No es posible, ahora Keaton —me dije—. La crema del pollo se me pegó a la sartén. Olía a chamusquina por la casa. Keaton no puede morirse porque toda ella tenía ese no sé qué de lo eterno: la autenticidad. Keaton era un icono antes de volar de este mundo. Me viene a la cabeza esa imagen suya con sombrero, pantalones anchos y chaleco. A mí me gusta vestir como ella. Seguir un estilo es una forma de admirar. Nuestra manera de vestir habla mucho de cómo somos o de cómo nos sentimos cómodos caminando por el mundo. Y a ella se la veía a gusto en su piel.

Fue esa inolvidable Annie Hall que le valió el Oscar y el salto a la fama; fue la mujer de Michael Corleone en El padrino, o esa ejecutiva en Baby, tú vales mucho, una película de los ochenta que nos hacía preguntarnos a las jóvenes de entonces cómo se podía compaginar ser una yupi, una trabajadora con eso de ser madre. Yo estaba estudiando para lograr mi independencia económica. Fundamental, según nos decían. Había que amueblar la habitación propia de Virginia Woolf desde la pubertad. Pero luego, cuando habías aprobado todo, comprado el traje de chaqueta y conseguido un trabajo.
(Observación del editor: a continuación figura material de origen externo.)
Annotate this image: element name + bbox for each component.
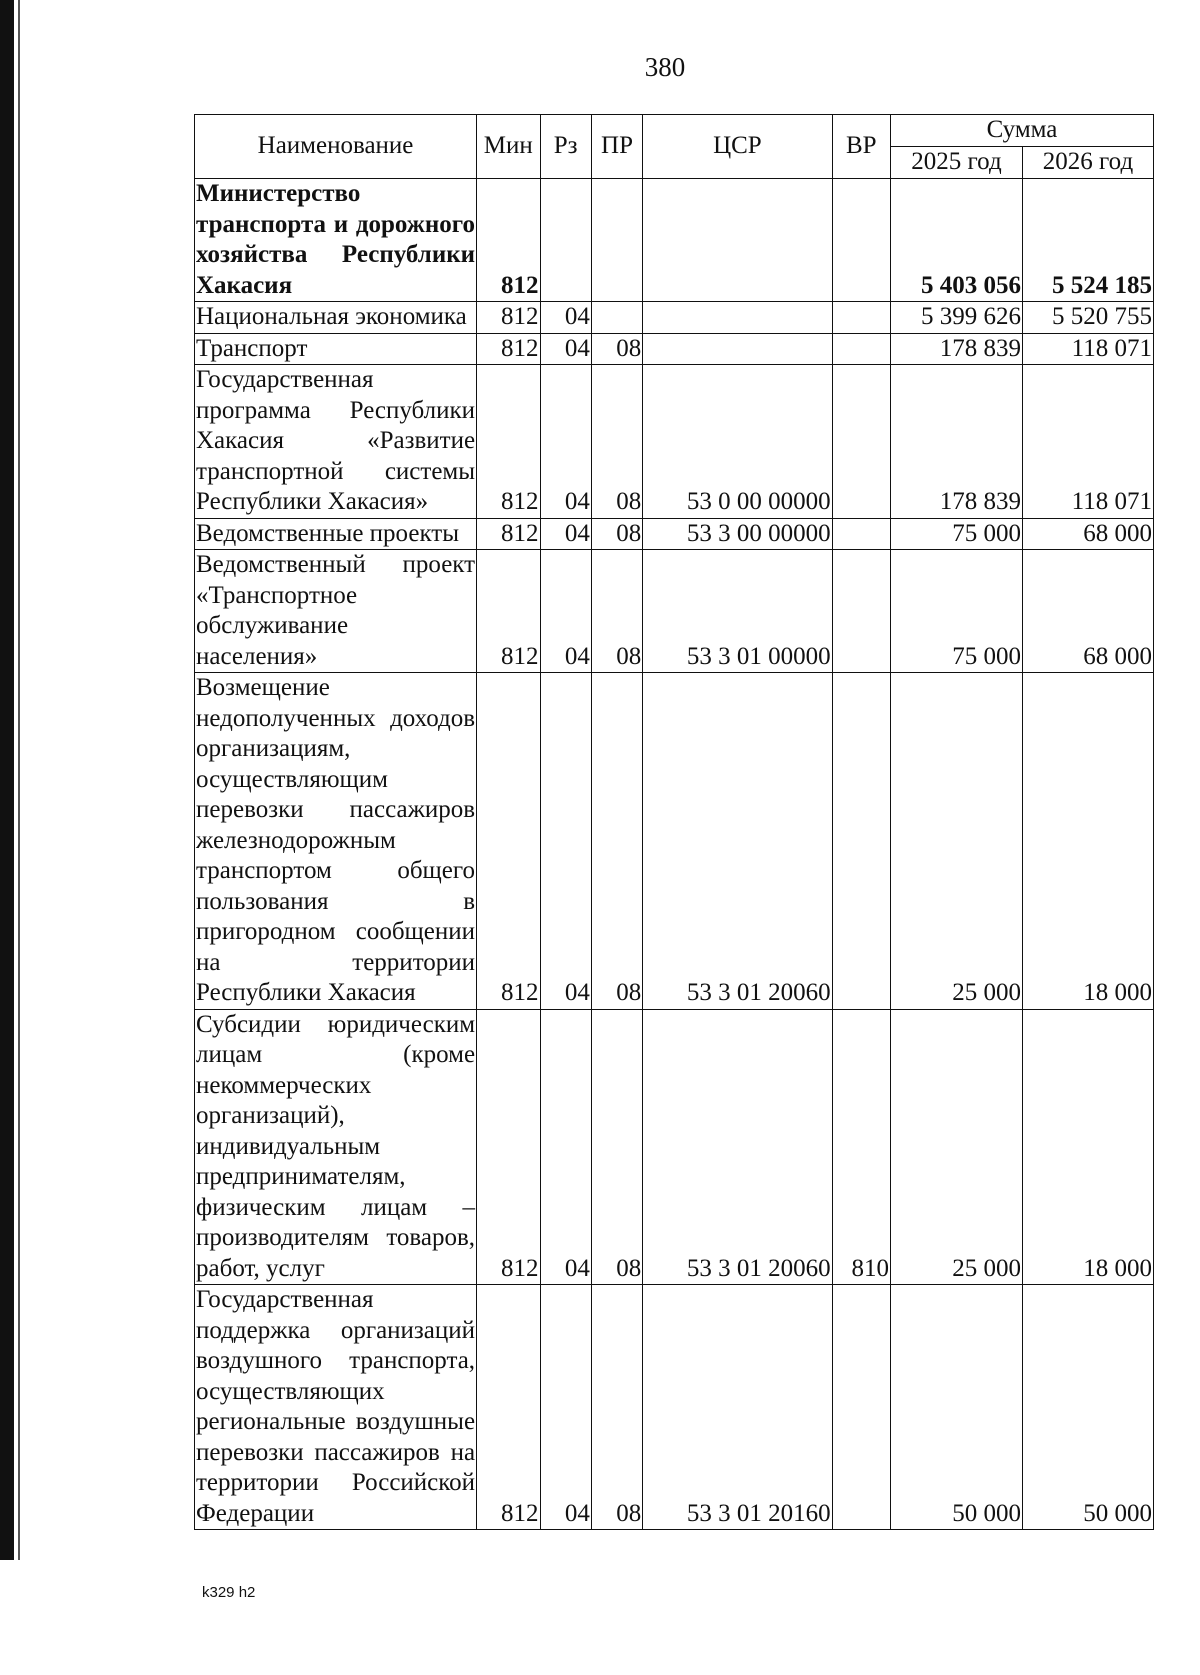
cell-pr: 08	[591, 333, 642, 365]
cell-y2026: 50 000	[1022, 1285, 1153, 1530]
cell-vr	[832, 333, 890, 365]
cell-rz	[540, 179, 591, 302]
header-pr: ПР	[591, 115, 642, 179]
budget-table	[194, 114, 1154, 1530]
cell-min: 812	[477, 302, 540, 334]
cell-vr	[832, 365, 890, 519]
header-year-2026: 2026 год	[1022, 147, 1153, 179]
cell-csr	[643, 333, 832, 365]
page-number: 380	[644, 52, 686, 82]
cell-y2026: 18 000	[1022, 673, 1153, 1010]
cell-rz: 04	[540, 550, 591, 673]
cell-y2025: 25 000	[891, 673, 1023, 1010]
cell-y2026: 18 000	[1022, 1009, 1153, 1285]
cell-csr: 53 3 01 00000	[643, 550, 832, 673]
cell-min: 812	[477, 1009, 540, 1285]
cell-vr	[832, 673, 890, 1010]
header-min: Мин	[477, 115, 540, 179]
table-row	[195, 673, 1154, 1010]
cell-pr: 08	[591, 550, 642, 673]
cell-y2025: 5 403 056	[891, 179, 1023, 302]
cell-y2026: 5 520 755	[1022, 302, 1153, 334]
cell-vr	[832, 302, 890, 334]
cell-y2025: 50 000	[891, 1285, 1023, 1530]
cell-vr	[832, 1285, 890, 1530]
cell-y2025: 25 000	[891, 1009, 1023, 1285]
cell-name: Министерство транспорта и дорожного хозяйства Республики Хакасия	[195, 179, 477, 302]
header-name: Наименование	[195, 115, 477, 179]
scan-edge-bar	[0, 0, 14, 1560]
table-row	[195, 179, 1154, 302]
cell-csr	[643, 302, 832, 334]
table-row	[195, 518, 1154, 550]
cell-rz: 04	[540, 302, 591, 334]
table-row	[195, 1285, 1154, 1530]
cell-rz: 04	[540, 333, 591, 365]
cell-csr	[643, 179, 832, 302]
cell-csr: 53 3 01 20160	[643, 1285, 832, 1530]
cell-pr: 08	[591, 1009, 642, 1285]
cell-y2026: 68 000	[1022, 550, 1153, 673]
cell-name: Транспорт	[195, 333, 477, 365]
header-vr: ВР	[832, 115, 890, 179]
cell-csr: 53 3 01 20060	[643, 1009, 832, 1285]
cell-pr	[591, 179, 642, 302]
table-row	[195, 1009, 1154, 1285]
cell-min: 812	[477, 333, 540, 365]
cell-vr	[832, 179, 890, 302]
table-row	[195, 302, 1154, 334]
cell-vr	[832, 550, 890, 673]
footer-code: k329 h2	[202, 1584, 256, 1601]
cell-y2025: 5 399 626	[891, 302, 1023, 334]
header-year-2025: 2025 год	[891, 147, 1023, 179]
table-row	[195, 365, 1154, 519]
cell-rz: 04	[540, 673, 591, 1010]
cell-min: 812	[477, 673, 540, 1010]
table-row	[195, 550, 1154, 673]
cell-y2026: 68 000	[1022, 518, 1153, 550]
cell-pr	[591, 302, 642, 334]
cell-y2025: 178 839	[891, 365, 1023, 519]
cell-rz: 04	[540, 1285, 591, 1530]
table-body	[195, 179, 1154, 1530]
cell-name: Субсидии юридическим лицам (кроме некоммерческих организаций), индивидуальным предпринимателям, физическим лицам – производителям товаров, работ, услуг	[195, 1009, 477, 1285]
cell-min: 812	[477, 365, 540, 519]
cell-name: Ведомственный проект «Транспортное обслуживание населения»	[195, 550, 477, 673]
cell-rz: 04	[540, 518, 591, 550]
cell-y2025: 75 000	[891, 518, 1023, 550]
cell-name: Государственная программа Республики Хакасия «Развитие транспортной системы Республики Хакасия»	[195, 365, 477, 519]
cell-name: Возмещение недополученных доходов организациям, осуществляющим перевозки пассажиров железнодорожным транспортом общего пользования в пригородном сообщении на территории Республики Хакасия	[195, 673, 477, 1010]
cell-name: Национальная экономика	[195, 302, 477, 334]
cell-csr: 53 0 00 00000	[643, 365, 832, 519]
cell-pr: 08	[591, 673, 642, 1010]
cell-vr: 810	[832, 1009, 890, 1285]
cell-y2026: 5 524 185	[1022, 179, 1153, 302]
cell-name: Государственная поддержка организаций воздушного транспорта, осуществляющих региональные воздушные перевозки пассажиров на территории Российской Федерации	[195, 1285, 477, 1530]
cell-csr: 53 3 00 00000	[643, 518, 832, 550]
header-csr: ЦСР	[643, 115, 832, 179]
cell-y2025: 75 000	[891, 550, 1023, 673]
cell-y2025: 178 839	[891, 333, 1023, 365]
cell-min: 812	[477, 518, 540, 550]
scan-edge-line	[18, 0, 20, 1560]
cell-vr	[832, 518, 890, 550]
cell-min: 812	[477, 179, 540, 302]
cell-name: Ведомственные проекты	[195, 518, 477, 550]
header-sum: Сумма	[891, 115, 1154, 147]
cell-y2026: 118 071	[1022, 333, 1153, 365]
cell-min: 812	[477, 1285, 540, 1530]
cell-csr: 53 3 01 20060	[643, 673, 832, 1010]
header-rz: Рз	[540, 115, 591, 179]
cell-pr: 08	[591, 1285, 642, 1530]
table-header	[195, 115, 1154, 179]
table-row	[195, 333, 1154, 365]
cell-pr: 08	[591, 518, 642, 550]
cell-min: 812	[477, 550, 540, 673]
cell-rz: 04	[540, 1009, 591, 1285]
cell-pr: 08	[591, 365, 642, 519]
cell-y2026: 118 071	[1022, 365, 1153, 519]
cell-rz: 04	[540, 365, 591, 519]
Cuando ya no se llevaba tanto lo de ser yupi, los hombres se habían bajado de la gomina ochentera y estaba en la cárcel Mario Conde; cuando te habías casado, por esto del amor — cosa que nunca hizo Keaton— pero antes de una fiesta había que plancharle la camisa a tu marido, y dejarle la comida hecha en la nevera si te ibas el fin de semana con unas amigas. Nosotras, las de entonces, éramos y somos la generación sándwich, habíamos crecido entre el mandato de ser independientes, de nuestras madres y abuelas, y el no olvides que la mujer se ocupa del hogar, de los hijos. Éramos el vínculo emocional que también traía el mamut a casa. Entonces veíamos a Keaton, en sus películas, en sus declaraciones, en las alfombras rojas lejanas. La veíamos con esa sonrisa suya, con las mejillas que se le arrebolaban. Era solo ella y no le hacía falta más etiquetas. Entonces nos poníamos los pantalones anchos y el sombrero para que no nos diera más la sombra de otra época. Y nos íbamos al cine a ver sus películas.

Ahora me queda hacer lo mismo: sentarme en el sofá, cenarme el pollo a la crema y buscar en alguna plataforma una de sus películas.